Education: It is the responsibility of the adult to not only be educated about net safety herself but also to teach her children the basics of staying safe online. Fortunately, help is available aplenty. For example, Netsmartz workshops conducted by The National Center for Missing & Exploited Children, teach children about responsible digital citizenship and offer free, age-appropriate resources including videos, games, presentations, and classroom lessons that help children learn how to protect themselves and their friends online. There are also numerous resources available online to raise responsible digital citizens.
Gameplan: It is beneficial for families to sit together and device ground rules about using the Internet. A gameplan may be drawn out so that all members of the family use the Internet safely and efficiently.

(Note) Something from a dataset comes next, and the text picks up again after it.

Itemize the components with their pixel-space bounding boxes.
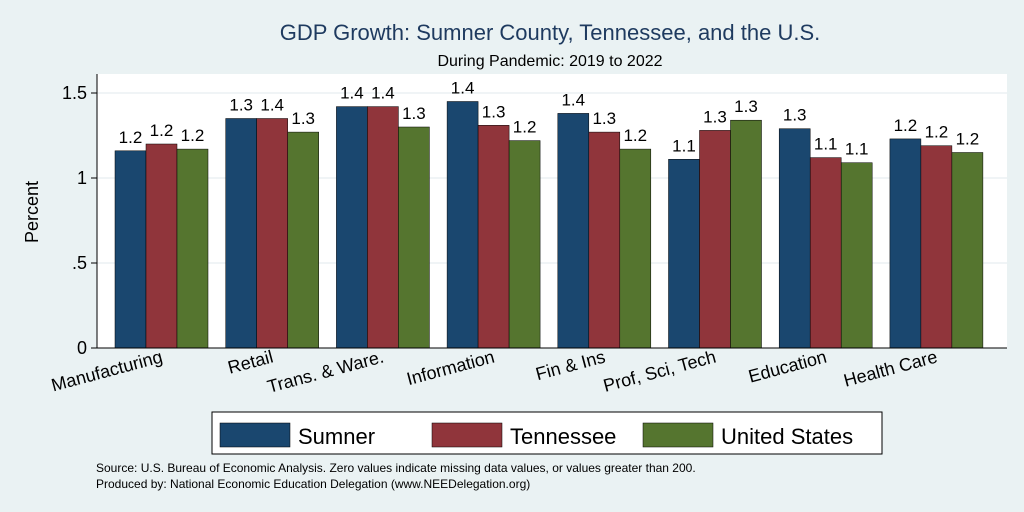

Use of Technology: There are various protection tools available, starting from simple virus scans to child-protection software that a parent may adopt to protect her family against some more common internet dangers. Age appropriate search engines such as kidsclick and askkids can help a child navigate the Internet without risk of exposure to objectionable material
Keeping it clean: All Internet connected devices must be free of infection and malware by keeping all critical software—security software, Web browsers, Apps and operating systems—up to date.
Keeping it personal: The importance of keeping accounts safe by updating (and not sharing) passwords and not sharing personal information online cannot be overstated. It is essential to know how to set security and privacy settings to meet one’s requirement and use.
Web Wisdom: It seems logical in real life to be wary of spurious advances by people. It is more difficult in the faceless world of the Internet. It is imperative to recognize and avoid communications that ask for personal information, offers something that sounds too good to be true (it most likely is), or emotionally blackmails you (“if you don’t send this to a dozen people, bad things will happen to you”).
Responsibility: Every Internet user is an owner of the Internet and its safety is each owner’s responsibility. The problem with digital technologies is that there are few established rules to legislate use of devices. The anonymity possible in Internet is an attraction to abuse it in ways not possible in real life. Good digital citizenry involves respecting others and learning to use technology courteously and effectively.
Internet Safety cannot be confined to a month. It must be on the forefront of cyber consciousness, every single moment of a lifetime. But it is good to reiterate the importance and update oneself at least a month every year.
This June, what have you done to enhance your safety online?